Tempat berukuran sekitar 8 kali 10 meter, disewa dan dijadikan masjid.
Hanya satu masjid di kota Martinsburg.
Negara bagian West Virginia
adalah negara bagian termiskin kedua di Amerika, wilayah basis partai
Republican. Pada pemilu lalu, Donald Trump menang tebal, selisih 42.2 persen
atas Hilllary Clinton.
Sekitar 15 menit kemudian,
berdatangan jamaah lain. 25 orang hadir pada sholat Jumat. Tak banyak, Hameed
salah seorang pengurus masjid memperkirakan sekitar 30 keluarga muslim.
Tersempil satu muslimah yang ikut sholat
Jumat.
Aku dan Ronan datang kesini,
dua hari setelah kemenangn Donald Trump yang dipastikan pada rabu dinihari.
Asmosfir takut menggantung.
Imam Ibraheem Yao, pendatang
Sudan, dia seorang mualaf. Ibraheem menyebut, mereka memilih kurang bergaul
dengan masyarakat. Pilihan sulit yang diambil. Alasannya, mereka tak ingin
bergesekan dengan warga lain yang punya tendensi curiga dengan muslim.
Setelah retorika Trump, rasa
takut semakin kuat. “Islam Hates us”, “Ban Muslim” “Islam terrorist” dan lain
lain kerap mengalir dari mulut Trump. Ucapan itu segera menular pada
pendukungnya.
Muslim sebagai minoritas terpukul,
sedih, takut mengaduk-aduk hati.

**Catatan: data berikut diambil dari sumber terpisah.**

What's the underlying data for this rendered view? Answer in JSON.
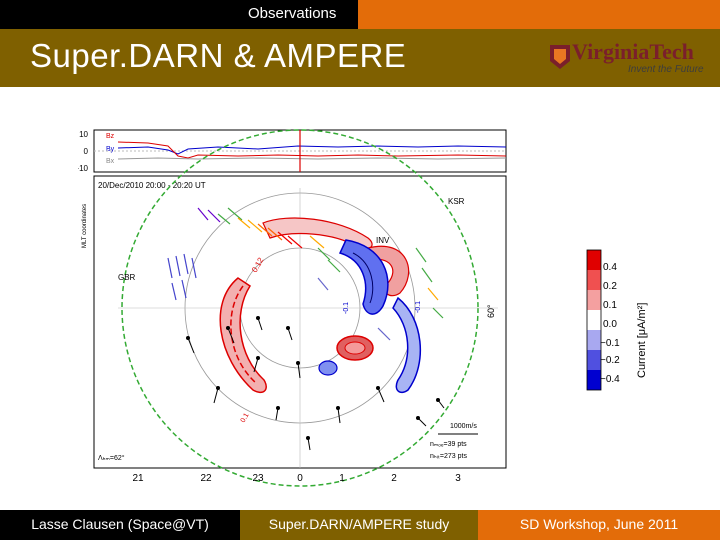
{
  "header": {
    "section": "Observations",
    "title": "Super.DARN & AMPERE"
  },
  "logo": {
    "brand": "VirginiaTech",
    "tagline": "Invent the Future"
  },
  "plot": {
    "imf_ticks": [
      "10",
      "0",
      "−10"
    ],
    "imf_labels": [
      "Bz",
      "By",
      "Bx"
    ],
    "ylabel": "MLT coordinates",
    "date_label": "20/Dec/2010 20:00 - 20:20 UT",
    "radar_labels": [
      "KSR",
      "INV",
      "GBR"
    ],
    "lat_label": "60°",
    "contour_labels": [
      "0.12",
      "-0.1",
      "-0.1",
      "0.1"
    ],
    "mlt_ticks": [
      "21",
      "22",
      "23",
      "0",
      "1",
      "2",
      "3"
    ],
    "vector_scale": "1000m/s",
    "n_mod": "nₘₒₑ=39 pts",
    "n_fit": "nₕᵢₜ=273 pts",
    "lambda_hm": "Λₕₘ=62°"
  },
  "colorbar": {
    "ticks": [
      "0.4",
      "0.2",
      "0.1",
      "0.0",
      "−0.1",
      "−0.2",
      "−0.4"
    ],
    "label": "Current [μA/m²]",
    "colors": [
      "#e00000",
      "#f05050",
      "#f4a0a0",
      "#ffffff",
      "#a8a8f0",
      "#5050e0",
      "#0000d0"
    ]
  },
  "footer": {
    "left": "Lasse Clausen (Space@VT)",
    "center": "Super.DARN/AMPERE study",
    "right": "SD Workshop, June 2011"
  }
}
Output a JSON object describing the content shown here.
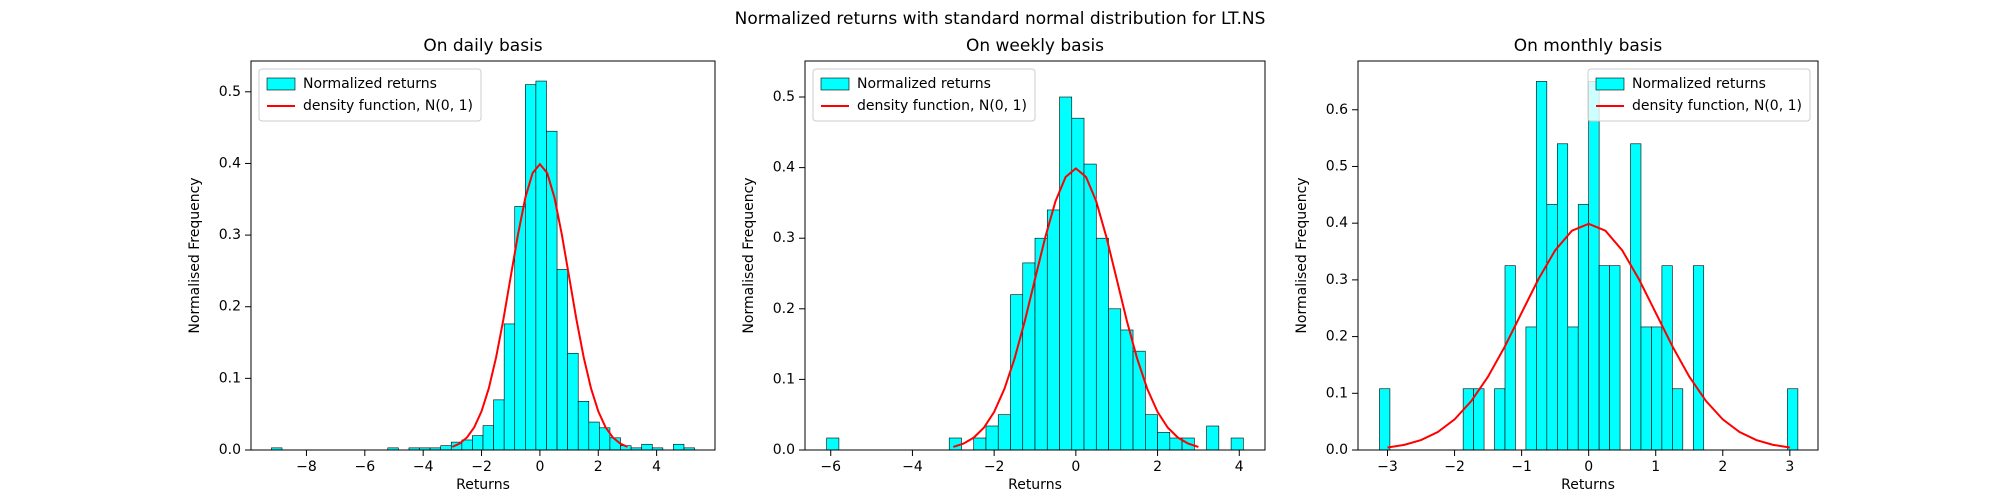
{
  "title": "Normalized returns with standard normal distribution for LT.NS",
  "chart_data": [
    {
      "type": "histogram",
      "title": "On daily basis",
      "x_label": "Returns",
      "y_label": "Normalised Frequency",
      "legend": "upper left",
      "xlim": [
        -9.9,
        6.0
      ],
      "ylim": [
        0,
        0.543
      ],
      "xticks": [
        {
          "value": -8,
          "label": "−8"
        },
        {
          "value": -6,
          "label": "−6"
        },
        {
          "value": -4,
          "label": "−4"
        },
        {
          "value": -2,
          "label": "−2"
        },
        0,
        2,
        4
      ],
      "yticks": [
        {
          "value": 0,
          "label": "0.0"
        },
        0.1,
        0.2,
        0.3,
        0.4,
        0.5
      ],
      "series": [
        {
          "name": "Normalized returns",
          "color": "#00ffff",
          "bins": [
            -9.2,
            -8.8375,
            -8.475,
            -8.1125,
            -7.75,
            -7.3875,
            -7.025,
            -6.6625,
            -6.3,
            -5.9375,
            -5.575,
            -5.2125,
            -4.85,
            -4.4875,
            -4.125,
            -3.7625,
            -3.4,
            -3.0375,
            -2.675,
            -2.3125,
            -1.95,
            -1.5875,
            -1.225,
            -0.8625,
            -0.5,
            -0.1375,
            0.225,
            0.5875,
            0.95,
            1.3125,
            1.675,
            2.0375,
            2.4,
            2.7625,
            3.125,
            3.4875,
            3.85,
            4.2125,
            4.575,
            4.9375,
            5.3
          ],
          "values": [
            0.003,
            0,
            0,
            0,
            0,
            0,
            0,
            0,
            0,
            0,
            0,
            0.003,
            0,
            0.003,
            0.003,
            0.003,
            0.006,
            0.011,
            0.014,
            0.02,
            0.034,
            0.07,
            0.176,
            0.34,
            0.51,
            0.515,
            0.445,
            0.252,
            0.135,
            0.068,
            0.039,
            0.031,
            0.017,
            0.006,
            0.003,
            0.008,
            0.003,
            0,
            0.008,
            0.003
          ]
        },
        {
          "type": "line",
          "name": "density function, N(0, 1)",
          "color": "#ff0000",
          "x": [
            -3,
            -2.75,
            -2.5,
            -2.25,
            -2,
            -1.75,
            -1.5,
            -1.25,
            -1,
            -0.75,
            -0.5,
            -0.25,
            0,
            0.25,
            0.5,
            0.75,
            1,
            1.25,
            1.5,
            1.75,
            2,
            2.25,
            2.5,
            2.75,
            3
          ],
          "values": [
            0.0044,
            0.0091,
            0.0175,
            0.0317,
            0.054,
            0.0863,
            0.1295,
            0.1826,
            0.242,
            0.3011,
            0.3521,
            0.3867,
            0.3989,
            0.3867,
            0.3521,
            0.3011,
            0.242,
            0.1826,
            0.1295,
            0.0863,
            0.054,
            0.0317,
            0.0175,
            0.0091,
            0.0044
          ]
        }
      ]
    },
    {
      "type": "histogram",
      "title": "On weekly basis",
      "x_label": "Returns",
      "y_label": "Normalised Frequency",
      "legend": "upper left",
      "xlim": [
        -6.63,
        4.63
      ],
      "ylim": [
        0,
        0.551
      ],
      "xticks": [
        {
          "value": -6,
          "label": "−6"
        },
        {
          "value": -4,
          "label": "−4"
        },
        {
          "value": -2,
          "label": "−2"
        },
        0,
        2,
        4
      ],
      "yticks": [
        {
          "value": 0,
          "label": "0.0"
        },
        0.1,
        0.2,
        0.3,
        0.4,
        0.5
      ],
      "series": [
        {
          "name": "Normalized returns",
          "color": "#00ffff",
          "bins": [
            -6.1,
            -5.8,
            -5.5,
            -5.2,
            -4.9,
            -4.6,
            -4.3,
            -4.0,
            -3.7,
            -3.4,
            -3.1,
            -2.8,
            -2.5,
            -2.2,
            -1.9,
            -1.6,
            -1.3,
            -1.0,
            -0.7,
            -0.4,
            -0.1,
            0.2,
            0.5,
            0.8,
            1.1,
            1.4,
            1.7,
            2.0,
            2.3,
            2.6,
            2.9,
            3.2,
            3.5,
            3.8,
            4.1
          ],
          "values": [
            0.017,
            0,
            0,
            0,
            0,
            0,
            0,
            0,
            0,
            0,
            0.017,
            0,
            0.017,
            0.034,
            0.05,
            0.22,
            0.265,
            0.3,
            0.34,
            0.5,
            0.47,
            0.405,
            0.3,
            0.2,
            0.17,
            0.14,
            0.05,
            0.025,
            0.017,
            0.017,
            0,
            0.034,
            0,
            0.017
          ]
        },
        {
          "type": "line",
          "name": "density function, N(0, 1)",
          "color": "#ff0000",
          "x": [
            -3,
            -2.75,
            -2.5,
            -2.25,
            -2,
            -1.75,
            -1.5,
            -1.25,
            -1,
            -0.75,
            -0.5,
            -0.25,
            0,
            0.25,
            0.5,
            0.75,
            1,
            1.25,
            1.5,
            1.75,
            2,
            2.25,
            2.5,
            2.75,
            3
          ],
          "values": [
            0.0044,
            0.0091,
            0.0175,
            0.0317,
            0.054,
            0.0863,
            0.1295,
            0.1826,
            0.242,
            0.3011,
            0.3521,
            0.3867,
            0.3989,
            0.3867,
            0.3521,
            0.3011,
            0.242,
            0.1826,
            0.1295,
            0.0863,
            0.054,
            0.0317,
            0.0175,
            0.0091,
            0.0044
          ]
        }
      ]
    },
    {
      "type": "histogram",
      "title": "On monthly basis",
      "x_label": "Returns",
      "y_label": "Normalised Frequency",
      "legend": "upper right",
      "xlim": [
        -3.44,
        3.42
      ],
      "ylim": [
        0,
        0.686
      ],
      "xticks": [
        {
          "value": -3,
          "label": "−3"
        },
        {
          "value": -2,
          "label": "−2"
        },
        {
          "value": -1,
          "label": "−1"
        },
        0,
        1,
        2,
        3
      ],
      "yticks": [
        {
          "value": 0,
          "label": "0.0"
        },
        0.1,
        0.2,
        0.3,
        0.4,
        0.5,
        0.6
      ],
      "series": [
        {
          "name": "Normalized returns",
          "color": "#00ffff",
          "bins": [
            -3.12,
            -2.964,
            -2.808,
            -2.652,
            -2.496,
            -2.34,
            -2.184,
            -2.028,
            -1.872,
            -1.716,
            -1.56,
            -1.404,
            -1.248,
            -1.092,
            -0.936,
            -0.78,
            -0.624,
            -0.468,
            -0.312,
            -0.156,
            0,
            0.156,
            0.312,
            0.468,
            0.624,
            0.78,
            0.936,
            1.092,
            1.248,
            1.404,
            1.56,
            1.716,
            1.872,
            2.028,
            2.184,
            2.34,
            2.496,
            2.652,
            2.808,
            2.964,
            3.12
          ],
          "values": [
            0.108,
            0,
            0,
            0,
            0,
            0,
            0,
            0,
            0.108,
            0.108,
            0,
            0.108,
            0.325,
            0,
            0.217,
            0.65,
            0.433,
            0.54,
            0.217,
            0.433,
            0.65,
            0.325,
            0.325,
            0,
            0.54,
            0.217,
            0.217,
            0.325,
            0.108,
            0,
            0.325,
            0,
            0,
            0,
            0,
            0,
            0,
            0,
            0,
            0.108
          ]
        },
        {
          "type": "line",
          "name": "density function, N(0, 1)",
          "color": "#ff0000",
          "x": [
            -3,
            -2.75,
            -2.5,
            -2.25,
            -2,
            -1.75,
            -1.5,
            -1.25,
            -1,
            -0.75,
            -0.5,
            -0.25,
            0,
            0.25,
            0.5,
            0.75,
            1,
            1.25,
            1.5,
            1.75,
            2,
            2.25,
            2.5,
            2.75,
            3
          ],
          "values": [
            0.0044,
            0.0091,
            0.0175,
            0.0317,
            0.054,
            0.0863,
            0.1295,
            0.1826,
            0.242,
            0.3011,
            0.3521,
            0.3867,
            0.3989,
            0.3867,
            0.3521,
            0.3011,
            0.242,
            0.1826,
            0.1295,
            0.0863,
            0.054,
            0.0317,
            0.0175,
            0.0091,
            0.0044
          ]
        }
      ]
    }
  ]
}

Menjauh jadi pilihan, mungkin sementara. Tapi
tak pasti sampai kapan. Harapan bahwa ucapan Trump hanya umpan penarik simpati
belaka, tetap ada. Mereka punya keyakinan itu. Tapi apakah pendukung Trump
berpikir begitu, tak ada yang yakin.
Hameed Bouberhan, usai sholat
jumat mengajak keliling melihat kota Martinsburg. Profil kota kecil, tak banyak
orang atau mobil yang berseliweran. Sembari menyetir, Hameed bercerita bahwa
warga kota yang tak simpati pada muslim. Para perempuan yang berjilbab bisa
disasar tindak kekerasan. Yang paling mungkin jilbab mereka ditarik lepas.
“Makanya kami sangat
protektif pada perempuan dan anak anak kami… kami (laki-laki dewasa) selalu
mendampingi kalau mereka keluar rumah. “kami tak ingin mereka mendapat
masalah”. Lanjut Hameed.
Saat kembali ke masjid, aku
bertanya mengapa tak ada tanda atau plang masjid. Hameed bilang, kami tak ingin
komunitas kami dikenali, kami tak ingin masjid dicoret-coret, dilempar sampah,
atau ada yang menyerang jamaah kami.
Terpukul aku dengan jawaban
itu, pikiranku melayang ke tanah air. Terbayang saat ribuan umat muslim
berkumpul protes penistaan agama. Aku tak ingin berdebat soal benar dan salah,
menista atau tidak,. Tapi cara perkasa berteriak kafir, menghardik, mengancam,
membakar, melanggar aturan unjuk rasa tentulah menebar takut. Lalu bom meneror gereja, membunuh anak anak,
menyemai buah kebencian yang ditanam dengan kesumat.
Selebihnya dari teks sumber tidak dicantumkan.